Apparently legal inheritance is negated if your are reincarnated (wut?), because Jupiter now can be the queen of a star empire... if she can live long enough to legally take control of it. Even worse, the dead queen's devious children are targeting her -- they all own a chunk of her empire, and they're loath to give it up. And unfortunately, the cruel Balem (Eddie Redmayne) is holding the entire Earth hostage.

One thing "Jupiter Ascending" is not lacking is imagination. The world of "Jupiter Ascending" is a big colorful, action-packed, sweeping mishmash that draws influence from "Dune," "The Fifth Element" and every young adult fantasy/SF-romance book ever written. Like "Avatar," this is a movie that is at its best when it shows us the spellbindingly beautiful visuals, with baroque palaces, lizard soldiers and spaceships filled with glass and gilded beauty.

It might have worked as a book series or a TV show, where the Wachowskis could explore the star empire, the glorious visuals (the ships) and the repercussions of Jupiter's queendom. Preferably with someone else holding the reins, because they have a lot of ideas that are wretchedly awful. The factory in the Big Red Spot. The rocket-roller-blades. The bees that identify royalty, and NO I AM NOT OVER THAT.

The problem is... the actual plot. It doesn't exist. Here's a sum-up of the plot: Jupiter is in danger. Caine saves her. Jupiter is in danger. Caine saves her. Comic relief. Jupiter is in danger. Caine saves her. Climax.

It's more a series of episodic vignettes that are completely unconnected to each other, like someone took a full-length TV series and chopped out all the character development, side-stories and intricacies to make it into a movie. All we have are fragments that lead to nothing. For instance, Jupiter spends some with her "daughter" Kalique (Tuppence Middleton), who spends ALL her time expositing. You would think a powerful character who wants to help Jupiter would be a valuable ally, and take an important part in fighting Titus and Balem. She's not, and she doesn't. Kalique is never seen again.

And the writing is awful. I think the Wachowskis were trying to create a light-hearted, colorful sci-fi adventure in the vein of "Guardians of the Galaxy," because it has these.... moments that are meant to be funny. They're not. Either they stretch the joke out until it dies (the "Brazil"-style bureaucracy-go-round) or it's skin-crawlingly uncomfortable ("I love dogs. I've always loved dogs!").

It doesn't help that Jupiter is a failure as a heroine. Frankly, she's too dumb to recognize obvious traps and lies, and finds it deeply hurtful that the devious prince she's known for six seconds might (gasp!) betray her. She also is a sociopath -- even when she learns what harvesting is for, she doesn't seem to actually care that countless human beings are coldly murdered on countless planets, so a small number of elite humans can be young and pretty forever. She only cares if EARTH is harvested, and particularly her family.

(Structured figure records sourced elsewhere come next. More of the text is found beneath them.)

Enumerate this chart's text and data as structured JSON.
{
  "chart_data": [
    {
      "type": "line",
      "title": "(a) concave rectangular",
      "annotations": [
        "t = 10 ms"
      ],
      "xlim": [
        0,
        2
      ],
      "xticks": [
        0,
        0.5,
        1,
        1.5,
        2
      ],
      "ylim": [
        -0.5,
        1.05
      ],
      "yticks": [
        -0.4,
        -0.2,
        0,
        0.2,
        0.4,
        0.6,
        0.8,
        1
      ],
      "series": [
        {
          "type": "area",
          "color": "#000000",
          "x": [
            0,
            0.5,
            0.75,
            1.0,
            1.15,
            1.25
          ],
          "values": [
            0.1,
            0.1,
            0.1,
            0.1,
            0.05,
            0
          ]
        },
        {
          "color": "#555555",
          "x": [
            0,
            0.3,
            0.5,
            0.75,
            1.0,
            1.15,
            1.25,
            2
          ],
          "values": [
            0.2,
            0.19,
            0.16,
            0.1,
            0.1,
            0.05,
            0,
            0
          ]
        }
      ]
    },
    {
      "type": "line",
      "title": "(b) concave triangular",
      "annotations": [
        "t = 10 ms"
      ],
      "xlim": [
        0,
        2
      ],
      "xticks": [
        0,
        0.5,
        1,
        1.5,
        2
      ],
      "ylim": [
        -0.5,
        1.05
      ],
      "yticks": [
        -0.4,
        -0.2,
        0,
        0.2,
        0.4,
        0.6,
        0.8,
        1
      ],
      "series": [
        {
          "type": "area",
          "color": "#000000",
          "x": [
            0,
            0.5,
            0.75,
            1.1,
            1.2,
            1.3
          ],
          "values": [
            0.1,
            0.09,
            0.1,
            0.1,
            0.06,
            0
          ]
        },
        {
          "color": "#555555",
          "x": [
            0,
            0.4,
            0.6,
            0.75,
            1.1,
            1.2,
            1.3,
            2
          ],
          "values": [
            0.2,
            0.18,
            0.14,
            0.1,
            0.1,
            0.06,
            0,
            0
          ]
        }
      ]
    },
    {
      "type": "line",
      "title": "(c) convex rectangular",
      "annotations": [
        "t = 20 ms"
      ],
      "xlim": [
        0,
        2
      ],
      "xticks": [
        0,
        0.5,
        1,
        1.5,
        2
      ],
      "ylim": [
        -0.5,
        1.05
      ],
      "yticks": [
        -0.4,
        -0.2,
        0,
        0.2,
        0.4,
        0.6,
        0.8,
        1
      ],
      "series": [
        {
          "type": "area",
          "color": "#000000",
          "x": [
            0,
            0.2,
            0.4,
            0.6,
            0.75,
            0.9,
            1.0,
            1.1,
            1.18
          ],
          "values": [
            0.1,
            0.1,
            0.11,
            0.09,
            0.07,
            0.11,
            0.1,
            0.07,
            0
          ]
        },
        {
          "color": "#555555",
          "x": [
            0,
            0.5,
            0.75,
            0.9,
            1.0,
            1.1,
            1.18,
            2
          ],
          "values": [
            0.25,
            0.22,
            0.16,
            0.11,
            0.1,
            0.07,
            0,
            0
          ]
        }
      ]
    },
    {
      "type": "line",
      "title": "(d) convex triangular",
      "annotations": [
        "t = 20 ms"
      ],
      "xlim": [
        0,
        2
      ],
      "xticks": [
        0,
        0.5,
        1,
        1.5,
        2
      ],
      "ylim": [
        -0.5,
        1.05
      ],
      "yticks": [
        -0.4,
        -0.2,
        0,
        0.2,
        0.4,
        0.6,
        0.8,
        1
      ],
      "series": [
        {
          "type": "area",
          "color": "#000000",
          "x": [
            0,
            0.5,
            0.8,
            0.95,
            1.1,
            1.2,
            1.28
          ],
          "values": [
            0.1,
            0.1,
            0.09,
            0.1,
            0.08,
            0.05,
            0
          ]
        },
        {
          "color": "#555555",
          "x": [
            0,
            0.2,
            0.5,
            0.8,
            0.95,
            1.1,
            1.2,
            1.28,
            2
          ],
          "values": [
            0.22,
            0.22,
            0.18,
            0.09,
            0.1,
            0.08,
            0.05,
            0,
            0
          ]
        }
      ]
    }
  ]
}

Kunis gives a performance that is flat as paper doll, and she has a painful lack of chemistry with the visibly uncomfortable Tatum. Douglas Booth is decent as a slimy playboy, and Sean Bean gives a typically good performance as a token honeybee splice. Not kidding. But he's Sean Bean, so he infuses the flat character with a real sense of world-weary strain and loss.

But Eddie Redmayne... hoo boy. You would not know this man would win an Oscar within a year of this movie's release, because he is HYPNOTICALLY bad. He slurs out every syllable like a drugged, dead-eyed mannequin, with the occasional bipolar shriek of rage.

"Jupiter Ascending" sinks in a cloud of interesting ideas that aren't attached to anything -- the characters are flat, the story is a string of episodic perils and the writing is just painful. The saving grace is the stunning visuals and the unexplored world behind it.